UWM scholarship helps family remember educator who led a remarkable life

When Rea Katz and her brothers were discussing a way to honor their mother, Estelle Katz, they decided to do something that would help educators.

Their efforts led to the establishment of a UWM School of Education scholarship, the Estelle Z. Katz Scholarship for Social Justice in Education, designed to help public school teachers pursue graduate work.

In some ways, Estelle Katz was very much a woman of her times, her daughter recalled. She was a wife and mother who raised four children and volunteered in her community.

At the same time, Katz led a remarkable life, working on the World War II Manhattan Project, helping soldiers with spinal cord injuries, volunteering in Civil Rights-era “Freedom Schools,” and going on to earn an education degree when she was almost finished raising her children.

“She was a fantastic woman,” said Rea Katz, an adjunct associate professor in the Rosalind Franklin University of Medicine and Science in North Chicago, Illinois.

Wanted to be a doctor

The daughter of refugees from czarist Russia who settled in Chicago, Estelle Katz was the first in her family to earn a college degree. “She wanted to be a physician, but there was no one to guide her,” said Rea Katz, and she faced challenges that kept her from reaching that goal.

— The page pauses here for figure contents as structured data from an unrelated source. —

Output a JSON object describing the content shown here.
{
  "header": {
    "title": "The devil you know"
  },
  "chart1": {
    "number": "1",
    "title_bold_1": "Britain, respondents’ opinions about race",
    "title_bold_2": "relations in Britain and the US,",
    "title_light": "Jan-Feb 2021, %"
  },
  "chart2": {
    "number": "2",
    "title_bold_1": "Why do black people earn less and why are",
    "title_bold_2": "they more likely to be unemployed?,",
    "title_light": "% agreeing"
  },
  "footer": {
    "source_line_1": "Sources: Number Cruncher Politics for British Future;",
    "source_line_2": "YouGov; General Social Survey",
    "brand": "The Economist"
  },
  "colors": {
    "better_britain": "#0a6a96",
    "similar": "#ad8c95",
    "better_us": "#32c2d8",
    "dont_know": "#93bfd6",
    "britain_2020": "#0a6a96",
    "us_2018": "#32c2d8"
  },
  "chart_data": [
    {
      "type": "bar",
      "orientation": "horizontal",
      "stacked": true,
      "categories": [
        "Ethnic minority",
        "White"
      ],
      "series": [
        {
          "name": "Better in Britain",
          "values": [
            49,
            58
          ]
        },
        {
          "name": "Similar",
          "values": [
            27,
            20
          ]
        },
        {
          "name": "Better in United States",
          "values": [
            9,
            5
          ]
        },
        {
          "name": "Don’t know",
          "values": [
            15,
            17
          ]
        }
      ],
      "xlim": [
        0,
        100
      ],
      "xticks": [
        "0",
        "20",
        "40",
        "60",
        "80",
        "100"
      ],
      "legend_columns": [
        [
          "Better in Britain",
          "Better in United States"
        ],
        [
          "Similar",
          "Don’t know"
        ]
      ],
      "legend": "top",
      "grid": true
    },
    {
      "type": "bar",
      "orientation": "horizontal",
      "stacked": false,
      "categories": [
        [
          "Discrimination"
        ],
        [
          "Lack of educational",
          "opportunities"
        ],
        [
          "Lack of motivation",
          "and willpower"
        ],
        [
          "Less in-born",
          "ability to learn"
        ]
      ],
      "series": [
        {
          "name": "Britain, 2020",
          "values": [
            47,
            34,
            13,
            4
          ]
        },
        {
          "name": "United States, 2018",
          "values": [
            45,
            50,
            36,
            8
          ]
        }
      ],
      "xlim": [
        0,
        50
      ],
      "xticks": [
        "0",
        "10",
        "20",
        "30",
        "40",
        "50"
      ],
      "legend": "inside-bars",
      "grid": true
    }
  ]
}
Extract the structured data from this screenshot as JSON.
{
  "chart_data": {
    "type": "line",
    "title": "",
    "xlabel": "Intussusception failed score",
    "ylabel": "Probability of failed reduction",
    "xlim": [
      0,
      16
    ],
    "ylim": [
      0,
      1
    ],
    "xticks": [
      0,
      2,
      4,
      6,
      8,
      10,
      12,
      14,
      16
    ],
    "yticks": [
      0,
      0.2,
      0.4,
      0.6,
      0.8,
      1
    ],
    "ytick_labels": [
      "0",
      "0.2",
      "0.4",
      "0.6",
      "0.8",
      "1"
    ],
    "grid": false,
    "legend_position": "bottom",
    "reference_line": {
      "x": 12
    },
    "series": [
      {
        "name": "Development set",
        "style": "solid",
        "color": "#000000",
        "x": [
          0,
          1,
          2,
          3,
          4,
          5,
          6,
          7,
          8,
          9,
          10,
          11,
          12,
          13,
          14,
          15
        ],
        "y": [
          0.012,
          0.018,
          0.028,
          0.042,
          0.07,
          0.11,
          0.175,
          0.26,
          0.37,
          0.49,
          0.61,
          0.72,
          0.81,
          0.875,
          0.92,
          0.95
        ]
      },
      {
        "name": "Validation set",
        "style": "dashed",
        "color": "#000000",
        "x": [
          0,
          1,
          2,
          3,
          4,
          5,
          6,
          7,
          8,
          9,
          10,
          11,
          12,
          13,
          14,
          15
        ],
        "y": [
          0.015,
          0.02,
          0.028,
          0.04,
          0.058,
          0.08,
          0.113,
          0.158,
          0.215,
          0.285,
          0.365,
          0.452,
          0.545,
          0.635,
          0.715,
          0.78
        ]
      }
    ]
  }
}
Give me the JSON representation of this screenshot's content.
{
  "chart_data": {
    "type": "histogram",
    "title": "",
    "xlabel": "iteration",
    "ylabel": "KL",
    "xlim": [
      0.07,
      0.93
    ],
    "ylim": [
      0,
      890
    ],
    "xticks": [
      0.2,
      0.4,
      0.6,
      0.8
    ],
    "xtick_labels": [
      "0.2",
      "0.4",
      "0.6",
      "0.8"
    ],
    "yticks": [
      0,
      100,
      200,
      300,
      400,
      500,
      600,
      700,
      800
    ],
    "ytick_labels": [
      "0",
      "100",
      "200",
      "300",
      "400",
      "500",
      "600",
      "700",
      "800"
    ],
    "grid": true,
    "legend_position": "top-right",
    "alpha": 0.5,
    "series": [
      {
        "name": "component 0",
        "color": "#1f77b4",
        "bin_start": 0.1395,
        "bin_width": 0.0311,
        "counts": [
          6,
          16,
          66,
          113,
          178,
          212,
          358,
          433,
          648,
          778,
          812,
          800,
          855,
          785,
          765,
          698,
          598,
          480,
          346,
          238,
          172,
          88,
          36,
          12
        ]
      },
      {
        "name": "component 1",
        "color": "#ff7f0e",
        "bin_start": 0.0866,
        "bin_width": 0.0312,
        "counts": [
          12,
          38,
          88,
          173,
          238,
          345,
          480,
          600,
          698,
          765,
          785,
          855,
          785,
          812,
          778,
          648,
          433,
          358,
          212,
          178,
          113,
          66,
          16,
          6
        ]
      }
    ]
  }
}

At that time, medical schools rarely admitted women, especially Jewish women, her daughter recalled.

So Estelle Katz decided to earn a degree in chemistry. After graduating, she worked in the World War II Manhattan Project’s Metallurgical Laboratory, located beneath the bleachers of Stagg Field at the University of Chicago, to help construct the first nuclear reactor.

After enlisting in the Women’s Army Corps, she became a surgical technician, caring for soldiers with spinal cord injuries.

She married William Katz in 1948, and they moved to Madison, where she worked in a chemistry lab researching the hormones that were eventually used to synthesize oral contraceptives.

While raising her family, she was an active volunteer in civic and social justice causes. She served as chair of the Milwaukee chapter of the ACLU and president of a statewide listeners association supporting public radio (which later became Wisconsin Public Radio.) She also volunteered with the League of Women Voters, worked on various political campaigns and for health care reform and ran for the Nicolet High School Board.

Volunteering in Freedom Schools

Her children aren’t sure why their mother decided to become a teacher in her 50s, said Rea Katz, but they think it might have been the taste of teaching she had volunteering in the Freedom Schools during the Civil Rights era.

Estelle turned to UWM to earn teaching certification through a program designed for students who had bachelor’s degrees in other areas.  She decided that she wanted to teach grade school in the Milwaukee Public Schools, and did just that for more than a decade at Auer Avenue and Cass Street schools. “She always was very social justice minded; lifting people up and teaching was a way she could do that,” said Rea Katz.

After retirement, Estelle and William traveled to Europe, China and Mexico, and continued supporting and volunteering for a wide variety of social justice and cultural organizations.

“Unceasingly worked for social justice”

Her family wrote of her: “She embodied the hope of immigrant parents and the values from her Jewish heritage in order to better the world we live in as she taught her students, served her community, and unceasingly worked for social justice.”

Estelle Katz died at age 93 in 2018, eight months after her husband of 69 years.

Rea and her brothers, David and Aaron, decided a scholarship to help other public school teachers continue their education, especially around the issues of social justice and equity, would be a fitting memorial for their mother. The first scholarship, funded by the friends and family of Estelle Z. Katz, was awarded for this fall to 2019 UWM grad Alyssa Molinski.

“She was really a teacher throughout her whole life,” said Rea Katz of her mother. “That’s how she raised us. She was just curious about everything, and she wanted to help other people be curious.”